O diretor tem menos certeza disso. “Eu estou preocupado com os tempos em que vivemos”, afirmou. “Vejo muitos jovens que não sabem nada da ditadura, desse julgamento.” Por isso, quis que Argentina, 1985 fosse acessível, começando com uma cena cômica entre Strassera, seu filho e sua mulher.

Cena do filme 'Argentina, 1985'. Amazon Studios via AP Foto: Amazon Studios via AP

“Usamos a comédia para derrubar a parede, para falar para quem tem medo de um filme sobre a ditadura: Relaxe”, disse Mitre, que permeia a história de humor. A estrutura é clássica, sem complicações. “O longa precisava conversar com um público mais amplo, não só na Argentina, como no mundo todo.” Em seu país de origem, a obra levou mais de 600 mil pessoas aos cinemas em duas semanas em cartaz.

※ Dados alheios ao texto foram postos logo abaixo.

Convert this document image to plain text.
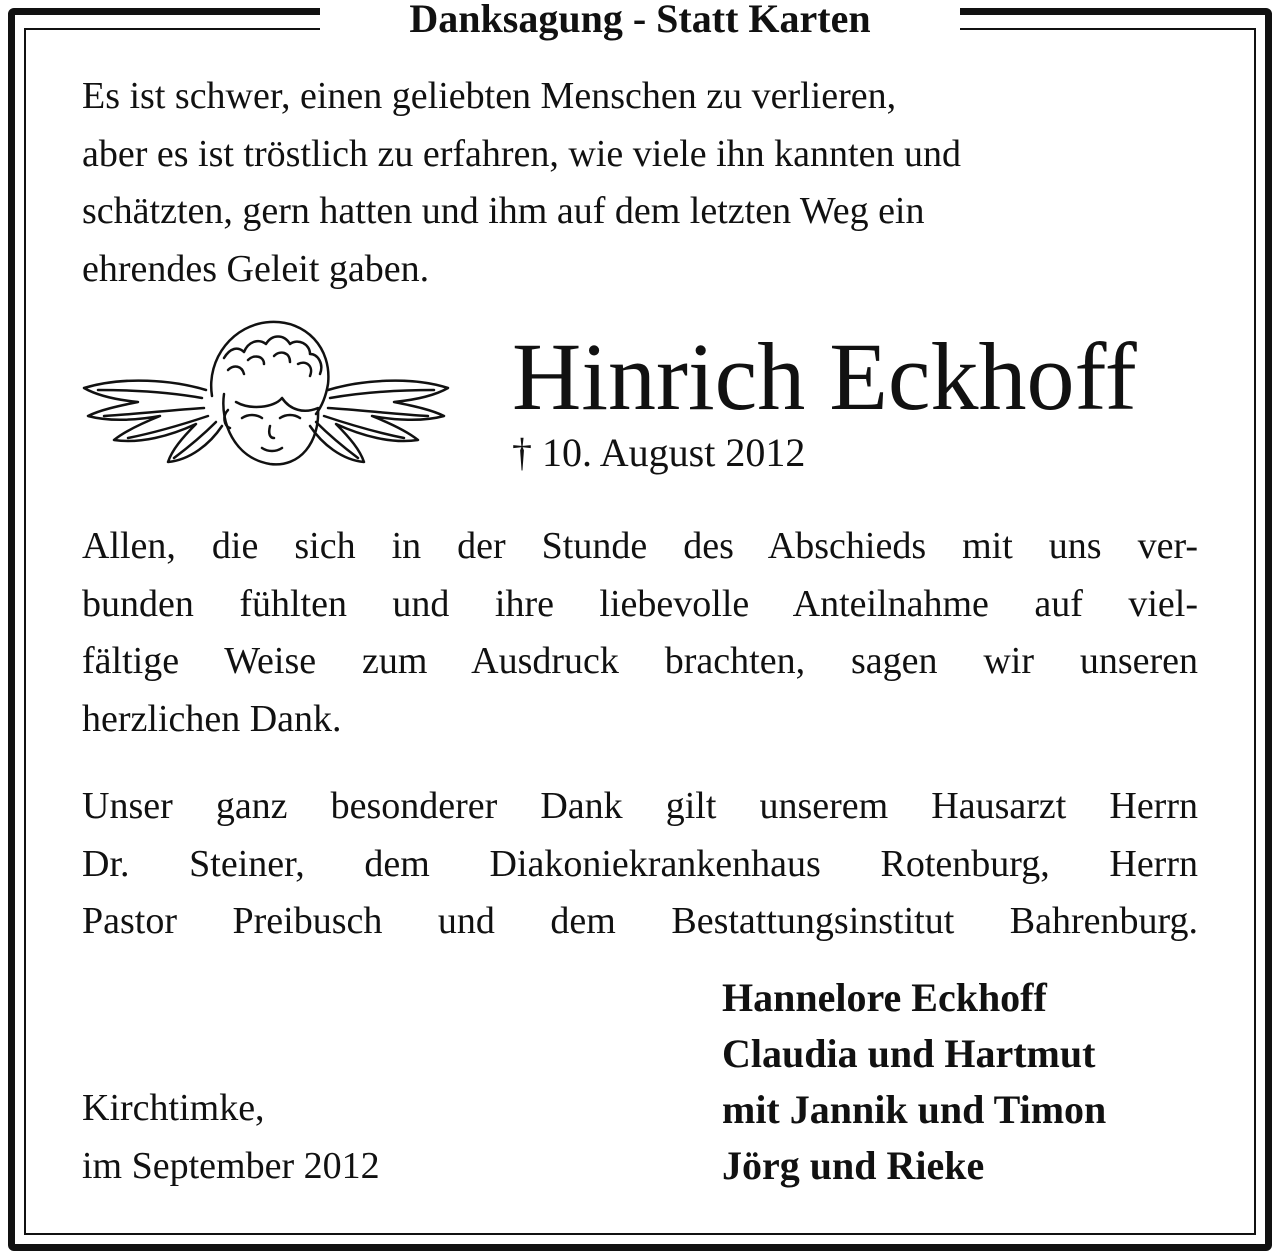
Danksagung - Statt Karten
Es ist schwer, einen geliebten Menschen zu verlieren,
aber es ist tröstlich zu erfahren, wie viele ihn kannten und
schätzten, gern hatten und ihm auf dem letzten Weg ein
ehrendes Geleit gaben.
Hinrich Eckhoff
† 10. August 2012
Allen, die sich in der Stunde des Abschieds mit uns ver-
bunden fühlten und ihre liebevolle Anteilnahme auf viel-
fältige Weise zum Ausdruck brachten, sagen wir unseren
herzlichen Dank.
Unser ganz besonderer Dank gilt unserem Hausarzt Herrn
Dr. Steiner, dem Diakoniekrankenhaus Rotenburg, Herrn
Pastor Preibusch und dem Bestattungsinstitut Bahrenburg.
Hannelore Eckhoff
Claudia und Hartmut
mit Jannik und Timon
Jörg und Rieke
Kirchtimke,
im September 2012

A recepção em Veneza também foi calorosa. “É bonito porque parece que pessoas de outros países sentem que aquele julgamento foi uma vitória de todos”, disse Peter Lanzani, que faz Luis Moreno Ocampo. “E elas entendem que o filme não trata de política, mas de humanidade. E me parece que falta um pouco de humanidade no mundo.”

Ricardo Darín concordou. “O filme não tem partido político. É humano e fala de resgatar a dignidade, a verdade e a justiça, que me parecem os valores mais fundamentais.”